Oceans of liquidity in the banking system are transforming the operational and financial markets sides - but not the policy sides - surrounding the conduct of monetary policy in Australia. At least until the next crisis.
Late last week, the RBA informed banks and other participants in the Reserve Bank Information and Transfer System (RITS) of a decision that jettisons 35 years of daily money market practice.
“Starting 6 October 2021, the Reserve Bank will conduct open market operations weekly, on Wednesdays, instead of daily,” the RBA advised all RITS users.
The Reserve Bank said it “may, if required and at its absolute discretion, announce additional open market operations on other business days”.
For now, the 167 bank and non-bank entities able to deal in short-term securities with the Reserve Bank are pragmatic about the RBA’s sharp turn toward weekly open market operations.
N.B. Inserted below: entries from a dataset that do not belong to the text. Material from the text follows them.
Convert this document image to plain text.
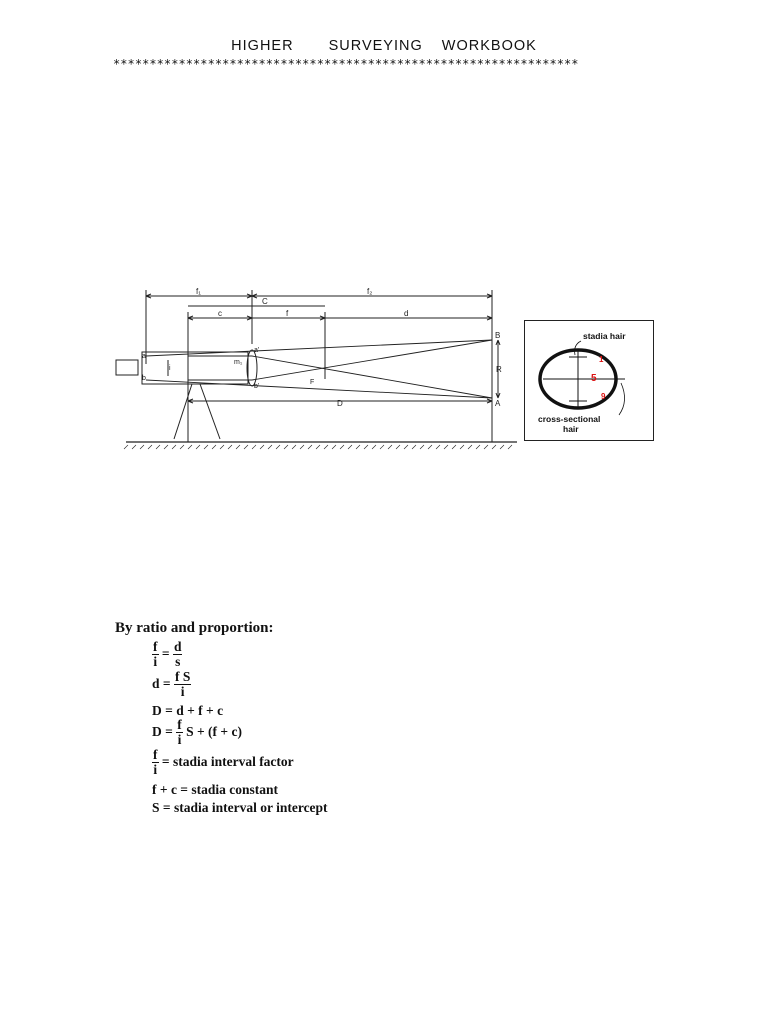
HIGHER SURVEYING WORKBOOK
****************************************************************
f₁	f₂
c
C
f	d
a
b
i
m₁
a'
b'
F
B
A
R
D
stadia hair
1
5
9
cross-sectional
hair
By ratio and proportion:
$\frac{f}{i} = \frac{d}{s}$
$d = \frac{\text{f S}}{i}$
D = d + f + c
$D = \frac{f}{i}$ S + (f + c)
$\frac{f}{i}$ = stadia interval factor
f + c = stadia constant
S = stadia interval or intercept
David Lynch, CEO of the Australian Financial Markets told Banking Day “the RBA’s announcement has not been raised with AFMA by members.
“The volume of OMO has fallen and so the change is regarded as an operational measure to reflect this situation.”
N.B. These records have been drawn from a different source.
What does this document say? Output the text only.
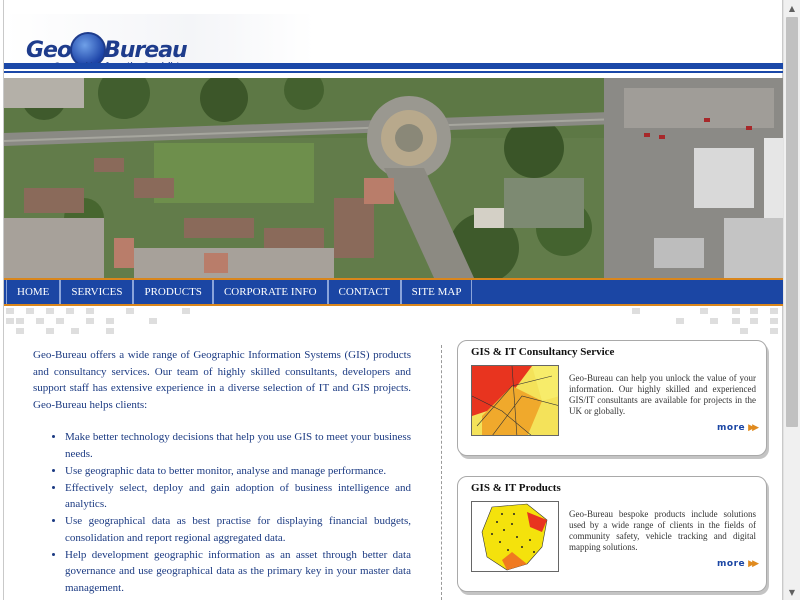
Geo Bureau
HOME	SERVICES	PRODUCTS	CORPORATE INFO	CONTACT	SITE MAP

Geo-Bureau offers a wide range of Geographic Information Systems (GIS) products and consultancy services. Our team of highly skilled consultants, developers and support staff has extensive experience in a diverse selection of IT and GIS projects. Geo-Bureau helps clients:

• Make better technology decisions that help you use GIS to meet your business needs.
• Use geographic data to better monitor, analyse and manage performance.
• Effectively select, deploy and gain adoption of business intelligence and analytics.
• Use geographical data as best practise for displaying financial budgets, consolidation and report regional aggregated data.
• Help development geographic information as an asset through better data governance and use geographical data as the primary key in your master data management.
GIS & IT Consultancy Service
Geo-Bureau can help you unlock the value of your information. Our highly skilled and experienced GIS/IT consultants are available for projects in the UK or globally.
more ▶▶
GIS & IT Products
Geo-Bureau bespoke products include solutions used by a wide range of clients in the fields of community safety, vehicle tracking and digital mapping solutions.
more ▶▶
▲
▼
Across the Covid-19 pandemic, the apparatus of monetary policy in Australia has undergone, in stages, material innovation, headlined by QE-style bond-buying and the (now discontinued for new funding) A$188 billion Term Funding Facility, which put a floor under industry funding costs.
“There was just an overabundance of liquidity anyway,” Shayne Elliott, ANZ’s CEO, told the House Economics Committee last Thursday, when challenged on its late rush to draw its full TFF allowance.
“You had extraordinary levels of deposits, both from small businesses and from mums and dads."
In his new textbook, Banking & Financial Institution Management in Australia, emeritus professor Kevin Davis writes that repos “are the major tool used by the RBA in managing system liquidity”.
RBA open market operations, Davis explains, “are primarily via repo transactions, with the RBA buying securities in exchange for providing cash”, and thus refers them as ‘reverse-repos’.
In the RBA Bulletin in June, Sean Dowling and Sebastien Printant from the from Domestic Markets Department supplied a lengthy (if now dated) analysis of ‘Monetary Policy, Liquidity, and the Central Bank Balance Sheet’.
Since the introduction of the Reserve Bank's policy measures in early March 2020, the balance sheet has more than tripled in size from around $170 billion to around $590 billion.
“In contrast to the decade prior to the pandemic, the Reserve Bank's policy measures have directly influenced the size of its balance sheet,” the authors explain.
“Accordingly, the size and composition of the balance sheet can reveal how these policy measures have been used, and provide insights into the Reserve Bank's policy stance.
“Reflecting the initial policy response to the pandemic, the Reserve Bank's balance sheet grew by around $90 billion between early March and early April 2020. The stock of outstanding OMO repos (also known as the OMO repo book) doubled in size to $100 billion, and accounted for as much as 37 per cent of the Reserve Bank's assets in June 2020 (compared to around 25 per cent before the pandemic).
“More recently, the OMO repo book has fallen to around $10 billion,” they wrote, the number accurate in mid-June 2021.
In the four months since then the OMO repo book more or less halved again, to around $6 billion a couple of days ago.
The values dealt in Open market operations daily so far over September were less than A$100 million, on average; this mainstay of the short-term rates market overwhelmed, like so much else, by Covid.